It uses 10"blade with the hole opened up to .1872(3/16) dia. and you can use a 12" by putting the hole were needed. It can cut up to 4"square piece of what ever and runs at 175 strokes a min.


----------



## cajun lathe (Jul 18, 2014)

Josh you do good work that saw looks great and built to last, would love to have some plans if you make the available, that is so cool, they cut better than a band saw, thanks, Cajun Lathe


----------



## zetuskid (Aug 20, 2014)

That's about the finest hack saw I've seen on the net. Great job. Dito on the plans.:allgood:
zetuskid


----------



## toolman_ar (Sep 9, 2014)

Josh,
Can you expand on how your auto shut off works?

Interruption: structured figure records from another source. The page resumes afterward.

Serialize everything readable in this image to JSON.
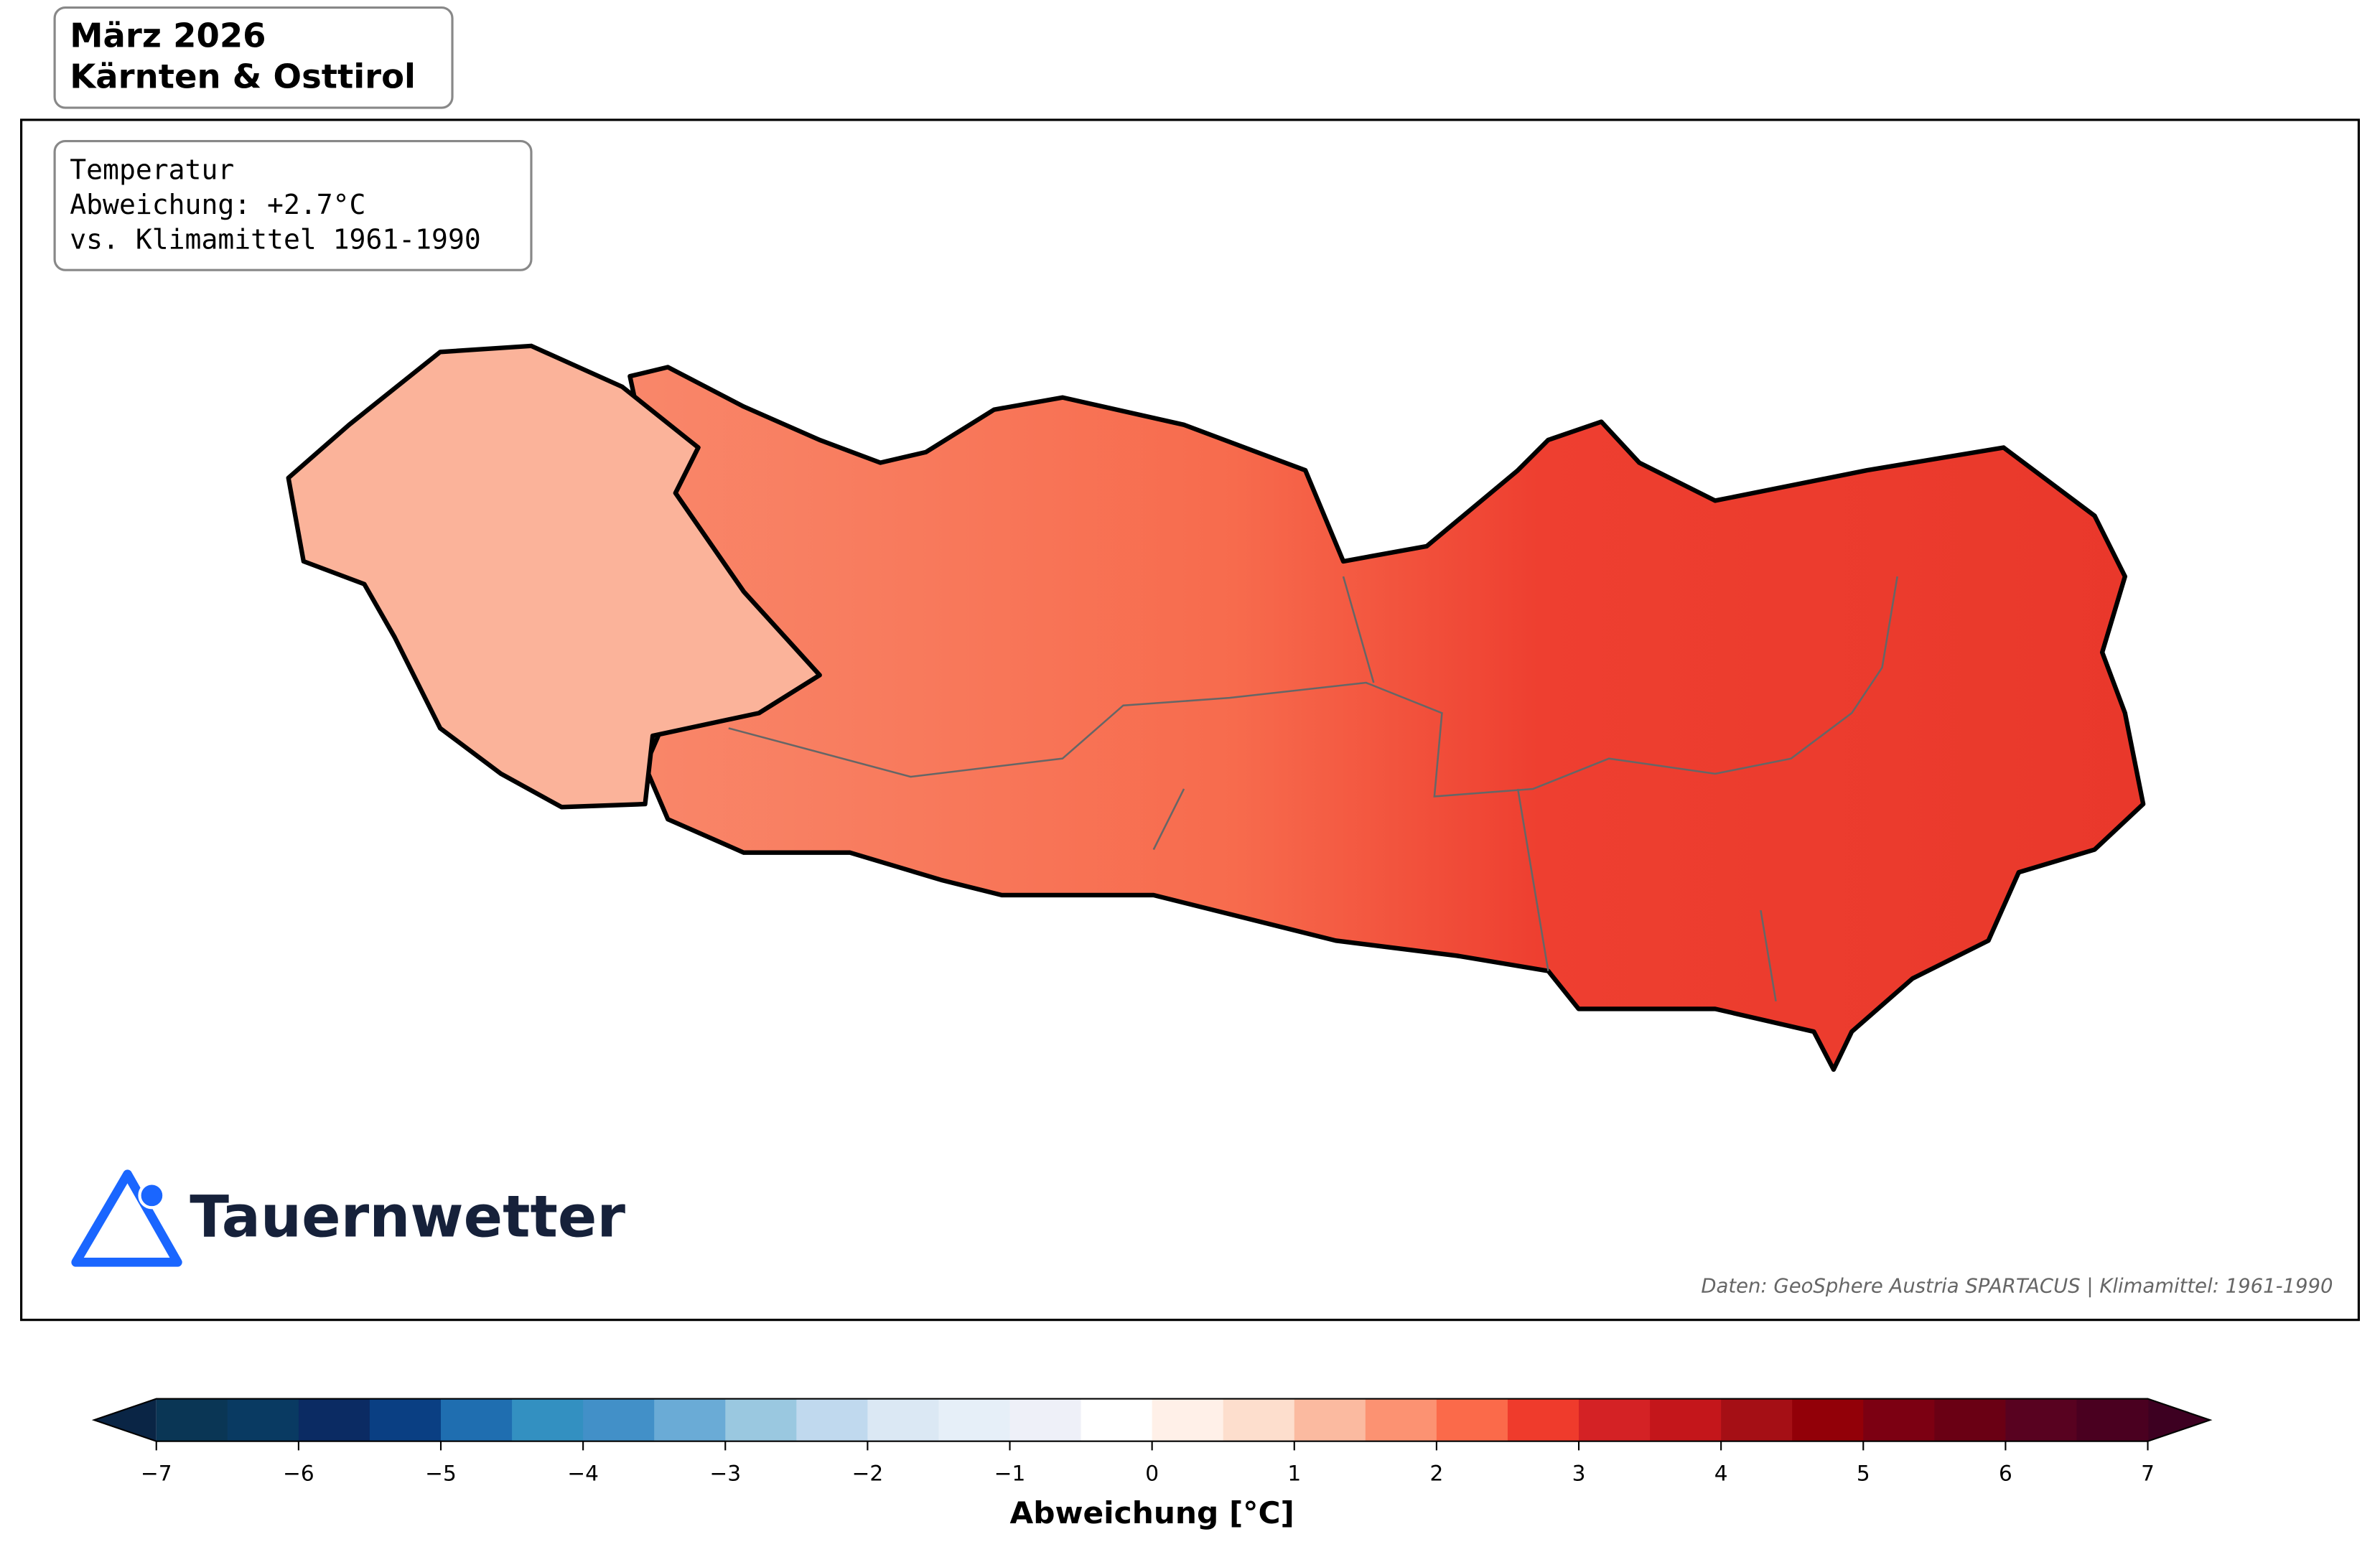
{
  "header": {
    "title_lines": [
      "März 2026",
      "Kärnten & Osttirol"
    ]
  },
  "info_box": {
    "lines": [
      "Temperatur",
      "Abweichung: +2.7°C",
      "vs. Klimamittel 1961-1990"
    ]
  },
  "logo": {
    "text": "Tauernwetter"
  },
  "source": "Daten: GeoSphere Austria SPARTACUS | Klimamittel: 1961-1990",
  "chart_data": {
    "type": "colorbar",
    "xlabel": "Abweichung [°C]",
    "xlim": [
      -7,
      7
    ],
    "xticks": [
      {
        "value": -7,
        "label": "−7"
      },
      {
        "value": -6,
        "label": "−6"
      },
      {
        "value": -5,
        "label": "−5"
      },
      {
        "value": -4,
        "label": "−4"
      },
      {
        "value": -3,
        "label": "−3"
      },
      {
        "value": -2,
        "label": "−2"
      },
      {
        "value": -1,
        "label": "−1"
      },
      0,
      1,
      2,
      3,
      4,
      5,
      6,
      7
    ],
    "bins": [
      -7,
      -6.5,
      -6,
      -5.5,
      -5,
      -4.5,
      -4,
      -3.5,
      -3,
      -2.5,
      -2,
      -1.5,
      -1,
      -0.5,
      0,
      0.5,
      1,
      1.5,
      2,
      2.5,
      3,
      3.5,
      4,
      4.5,
      5,
      5.5,
      6,
      6.5,
      7
    ],
    "colors": [
      "#0a3655",
      "#093a62",
      "#0b2b63",
      "#0a3f83",
      "#1f6eb0",
      "#3390c1",
      "#4290c8",
      "#6aabd6",
      "#9ac8e0",
      "#c0d9ee",
      "#dbe8f4",
      "#e6eff8",
      "#eef0f8",
      "#ffffff",
      "#fff0e8",
      "#fddecd",
      "#fbbaa0",
      "#fc9272",
      "#fb6a4a",
      "#ef3b2c",
      "#d42225",
      "#c4161b",
      "#a50f15",
      "#920008",
      "#7c0012",
      "#6a0014",
      "#580220",
      "#4a0020"
    ],
    "under_color": "#0a2545",
    "over_color": "#3d0021"
  }
}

I need to make something for my Marvel.

toolman_ar


----------



## Hardly (Sep 21, 2014)

toolman_ar said:


> Josh,
> Can you expand on how your auto shut off works?
> 
> I need to make something for my Marvel.
> ...



I have an old craftsman power hacksaw. I used a switch off a wayne upright sump pump. I mounted it on a piece of 1 1/2" angle iron that was slotted so I could move it up or down to change the shut off point. The lever of the switch sticks out about 1 1/2" and contacts the bottom of the carriage as the machine cuts and the carriage lowers. I have it set to shut off just after the cut if finished. The reason I went with this type of switch instead of something like a limit switch was that after the cut is made you have to manually reset the switch for the machine to restart. I was afraid that if I used a limit switch someone that wasn't familiar with the machine would pick up the carriage, without shutting off the main power switch, and it would scare the bejesus out of them and possibly someone would get hurt. There is probably a better solution for a switch but this is what I happened to have and it has worked very well for years.


----------